AMERICAN HORROR FILM: THE GENRE AT THE TURN OF THE MILLENNIUM.

Editado por Steffen Hantke – 2010.

Este livro é uma colecção de textos bastante profundos e bem documentados, escritos por professores e investigadores universitários dos Estados Unidos, do Canadá e do Reino Unido. O mito de que o cinema de terror é um género menor, desprovido de qualquer valor artístico e/ou politicamente irrelevante é totalmente destruído 🙂 por estes autores que aqui vêm falar de assuntos fascinantes como, por exemplo: a globalização do género, o seu impacto cultural e social, a sua importância económica, os remakes, a força crescente de algumas tendências, a violência e a sua relação com o público. Para estas pessoas, o cinema de terror poucas vezes foi tão importante quanto hoje. Apesar do livro falar essencialmente do cinema de terror norte-americano, o alcance global destes textos referem também o mercado europeu, seus autores e filmes – um deles, Alexandre Aja, possui um capítulo só seu. Mas este livro vale acima de tudo pelo olhar abrangente, prático e transcultural muito útil a quem deseja fazer este tipo de cinema.

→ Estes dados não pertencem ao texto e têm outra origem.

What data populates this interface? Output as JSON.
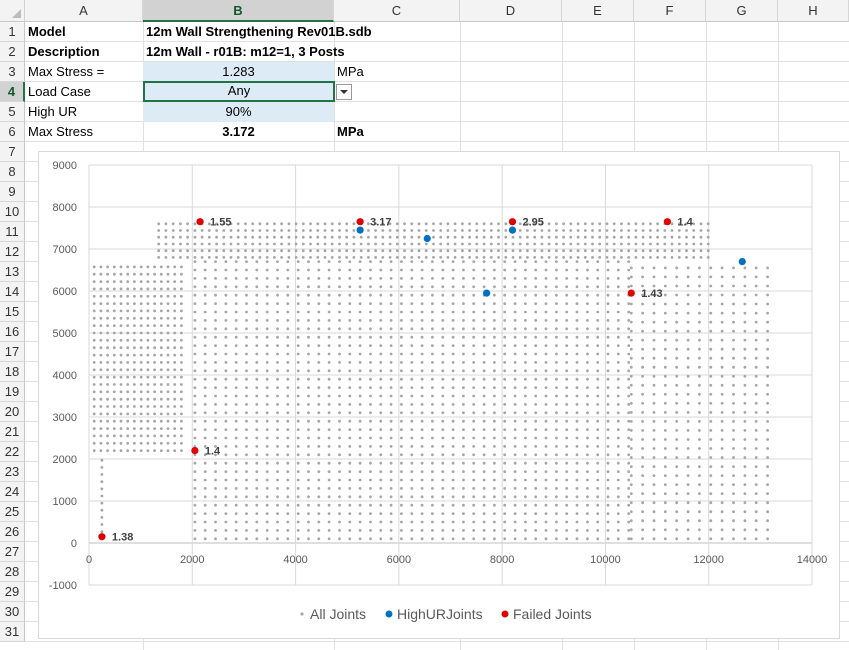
{
  "columns": [
    "A",
    "B",
    "C",
    "D",
    "E",
    "F",
    "G",
    "H"
  ],
  "rows": [
    "1",
    "2",
    "3",
    "4",
    "5",
    "6",
    "7",
    "8",
    "9",
    "10",
    "11",
    "12",
    "13",
    "14",
    "15",
    "16",
    "17",
    "18",
    "19",
    "20",
    "21",
    "22",
    "23",
    "24",
    "25",
    "26",
    "27",
    "28",
    "29",
    "30",
    "31"
  ],
  "cells": {
    "model_label": "Model",
    "model_value": "12m Wall Strengthening Rev01B.sdb",
    "description_label": "Description",
    "description_value": "12m Wall - r01B: m12=1, 3 Posts",
    "max_stress_input_label": "Max Stress =",
    "max_stress_input_value": "1.283",
    "max_stress_input_unit": "MPa",
    "load_case_label": "Load Case",
    "load_case_value": "Any",
    "high_ur_label": "High UR",
    "high_ur_value": "90%",
    "max_stress_label": "Max Stress",
    "max_stress_value": "3.172",
    "max_stress_unit": "MPa"
  },
  "colors": {
    "all_joints": "#a6a6a6",
    "high_ur_joints": "#0070c0",
    "failed_joints": "#e00000",
    "cell_fill": "#ddebf7",
    "selection": "#217346"
  },
  "chart_data": {
    "type": "scatter",
    "xlim": [
      0,
      14000
    ],
    "ylim": [
      -1000,
      9000
    ],
    "x_ticks": [
      "0",
      "2000",
      "4000",
      "6000",
      "8000",
      "10000",
      "12000",
      "14000"
    ],
    "y_ticks": [
      "9000",
      "8000",
      "7000",
      "6000",
      "5000",
      "4000",
      "3000",
      "2000",
      "1000",
      "0",
      "-1000"
    ],
    "grid": true,
    "legend_position": "bottom",
    "series": [
      {
        "name": "All Joints",
        "kind": "grid-mesh",
        "regions": [
          {
            "x0": 100,
            "x1": 1850,
            "y0": 2200,
            "y1": 6700,
            "dx": 130,
            "dy": 175
          },
          {
            "x0": 2050,
            "x1": 10500,
            "y0": 100,
            "y1": 6700,
            "dx": 200,
            "dy": 200
          },
          {
            "x0": 10500,
            "x1": 13200,
            "y0": 100,
            "y1": 6700,
            "dx": 220,
            "dy": 215
          },
          {
            "x0": 1350,
            "x1": 12000,
            "y0": 6800,
            "y1": 7600,
            "dx": 140,
            "dy": 160
          },
          {
            "x0": 250,
            "x1": 250,
            "y0": 100,
            "y1": 2100,
            "dx": 130,
            "dy": 170
          }
        ]
      },
      {
        "name": "HighURJoints",
        "points": [
          [
            5250,
            7450
          ],
          [
            6550,
            7250
          ],
          [
            7700,
            5950
          ],
          [
            8200,
            7450
          ],
          [
            12650,
            6700
          ]
        ]
      },
      {
        "name": "Failed Joints",
        "points": [
          [
            250,
            150
          ],
          [
            2050,
            2200
          ],
          [
            2150,
            7650
          ],
          [
            5250,
            7650
          ],
          [
            8200,
            7650
          ],
          [
            10500,
            5950
          ],
          [
            11200,
            7650
          ]
        ],
        "labels": [
          "1.38",
          "1.4",
          "1.55",
          "3.17",
          "2.95",
          "1.43",
          "1.4"
        ]
      }
    ]
  }
}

LA DOLCE MORTE: VERNACULAR CINEMA AND THE ITALIAN GIALLO FILM.

Escrito por Mikel J. Koven – 2006.

Este é um dos livros que analisa (e explica) melhor e mais fundo o Giallo… como surgiu, como funciona, suas regras, seus estilos, seus autores, os filmes, as influências, as vítimas, os assassinos, os investigadores, o sangue, as mortes, o lugar e a importância do subgénero no cinema italiano e tudo aquilo que há pelo meio. O Giallo é um cinema pouco estudado e a bibliografia é ainda quase inexistente. O Sr. Koven não é um novato nestas paragens. É dele outro livro muito bom que se chama FILM, FOLKLORE AND URBAN LEGENDS (2007) onde o autor analisa ao pormenor a forma como vários mitos urbanos acabam por encontrar o seu caminho em direcção ao grande ecrã, com resultados muito diferentes. No caso do Giallo, o trabalho de pesquisa é muito bom e podemos encontrar no livro referências a inúmeros filmes que merecem ser descobertos ou simplesmente vistos novamente. O cinema de terror europeu é riquíssimo e este livro é mais uma prova.

Boas leituras e viva o cinema de terror europeu!